A group is a label, the word "group", a camelIdent, an equals, an integer literal, and a messageBody.

A field is a label, a type, an ident, an equals, an integer literal, and then optionally a nonempty sequence of fieldOption, separated by commas, inside square brackets. A fieldOption is an optionBody or the word "default", an equals, and a constant.

An optionBody is a nonempty sequence of idents separated with periods, then an equals, and then a constant.

An extensions is the word "extensions" followed by a nonempty sequence of extension separated with commas and terminated with a semicolon. An extension is an integer literal, or an integer literal followed by "to" followed by another integer literal, or the word "max".

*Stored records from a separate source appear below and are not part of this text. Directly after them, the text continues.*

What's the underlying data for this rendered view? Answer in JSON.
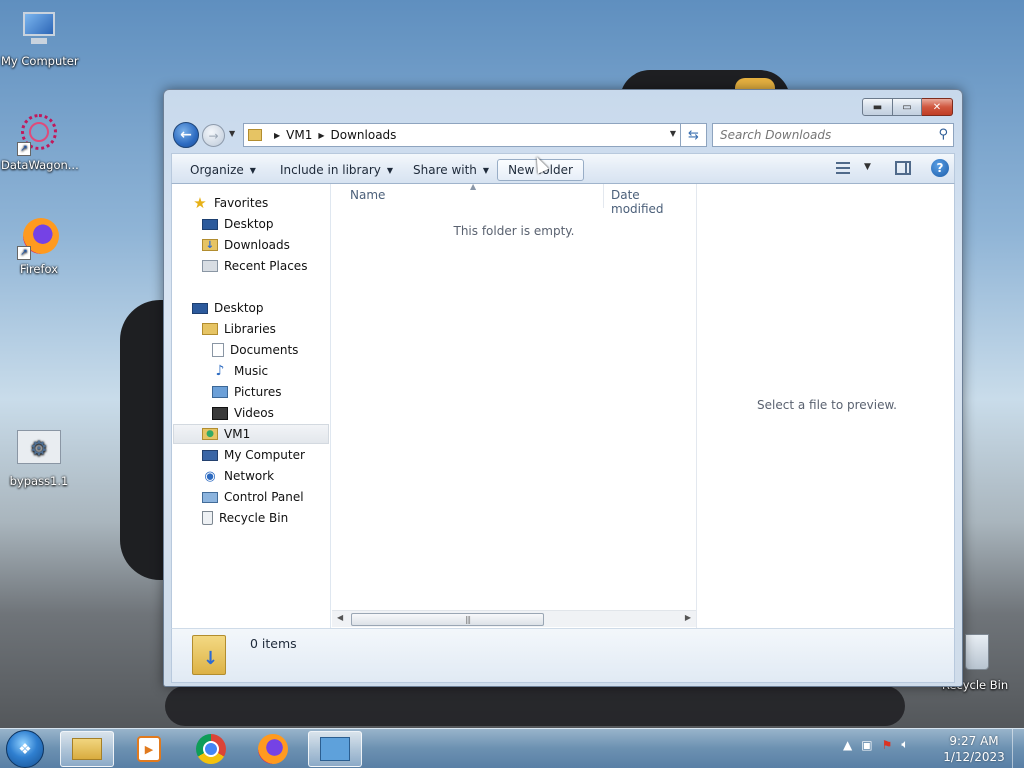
{
  "desktop": {
    "icons": [
      {
        "label": "My Computer"
      },
      {
        "label": "DataWagon..."
      },
      {
        "label": "Firefox"
      },
      {
        "label": "bypass1.1"
      },
      {
        "label": "Recycle Bin"
      }
    ]
  },
  "window": {
    "caption_buttons": {
      "minimize": "▬",
      "maximize": "▭",
      "close": "✕"
    },
    "address": {
      "crumbs": [
        "VM1",
        "Downloads"
      ]
    },
    "search": {
      "placeholder": "Search Downloads"
    },
    "toolbar": {
      "organize": "Organize",
      "include_in_library": "Include in library",
      "share_with": "Share with",
      "new_folder": "New folder"
    },
    "nav": {
      "favorites": "Favorites",
      "desktop_fav": "Desktop",
      "downloads": "Downloads",
      "recent_places": "Recent Places",
      "desktop": "Desktop",
      "libraries": "Libraries",
      "documents": "Documents",
      "music": "Music",
      "pictures": "Pictures",
      "videos": "Videos",
      "vm1": "VM1",
      "my_computer": "My Computer",
      "network": "Network",
      "control_panel": "Control Panel",
      "recycle_bin": "Recycle Bin"
    },
    "columns": {
      "name": "Name",
      "date_modified": "Date modified"
    },
    "empty_message": "This folder is empty.",
    "preview_message": "Select a file to preview.",
    "details": {
      "item_count": "0 items"
    }
  },
  "taskbar": {
    "clock": {
      "time": "9:27 AM",
      "date": "1/12/2023"
    }
  }
}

A label is either "required" or "optional" or "repeated". "required" means that a value for the field must be provided, otherwise the message will be considered "uninitialized". "optional" means that the field may or may not be set. For simple types you can specify your own default value, otherwise a system default is used: zero for numeric types, the empty string for strings, false for bools. Repeated fields can be repeated any number of times, including zero. The order of the repeated values will be preserved in the protocol buffer.

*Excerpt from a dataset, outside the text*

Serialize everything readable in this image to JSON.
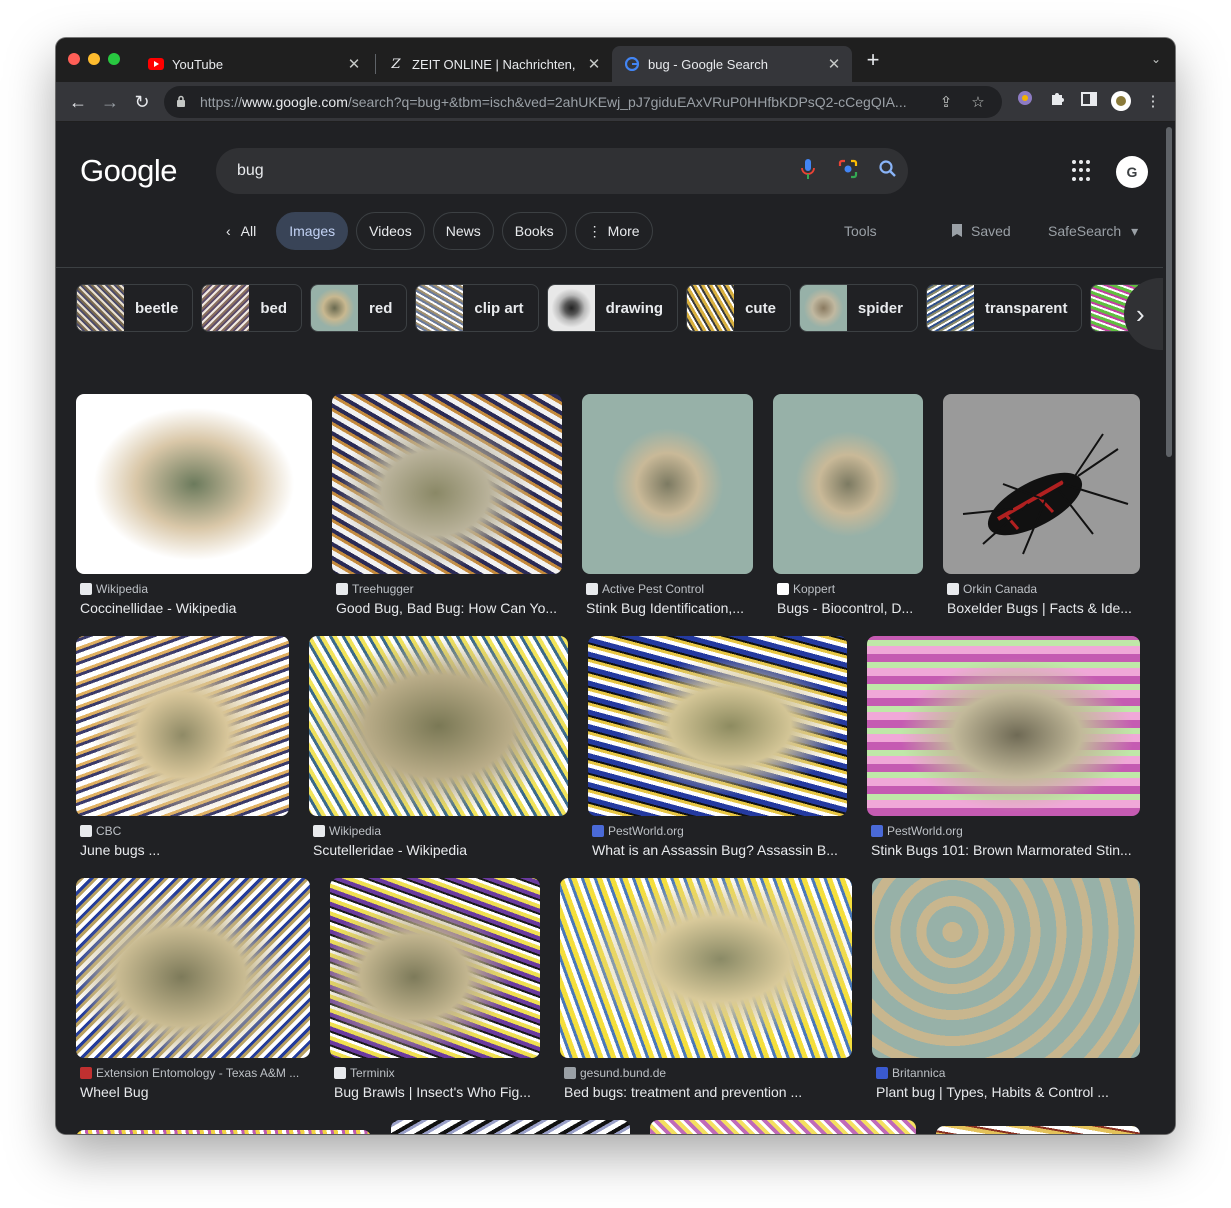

A type is one of: double, float, int32, int64, uint32, sint32, sint64, fixed32, fixed64, sfixed32, sfixed64, bool, string, bytes or a userType.

A camelIdent is a capital letter, followed by a possibly-empty sequence of letters and/or underscores.

A boolean literal is either "true" or "false".

A string literal is a possibly empty sequence of ordinary characters or escaped characters, surrounded by quotes.

A quote is either a single or a double quote.

A service is the word "service" followed by an ident, followed by a possibly-empty sequence of rpcs and options and semicolons, surrounded by curly braces.

A rpc is the word "rpc" followed by an ident, followed by a userType surrounded in parens, followed by the word "returns" followed by another userType surrounded by parens, followed by a semicolon.

An option starts with the word "option", continues with an optionBody, and is terminated with a semicolon. An optionBody is a nonempty sequence of idents separated by periods, then an equals, then a constant.

An import starts with the word "import", continues with a string literal, and is terminated with a semicolon.

This is an example of the sort of networks-of-ideas that I was talking about previously. Most of these are definitions. The bold word is a "definiendum", and the rest of the definition is a "definiens" - those are standard philosophy / logic terms for parts of a definition. There are a few examples, and a few descriptions. Clearly this needs more examples and more descriptions in order to really function as documentation.

However, I think it works as an example of a network-of-ideas.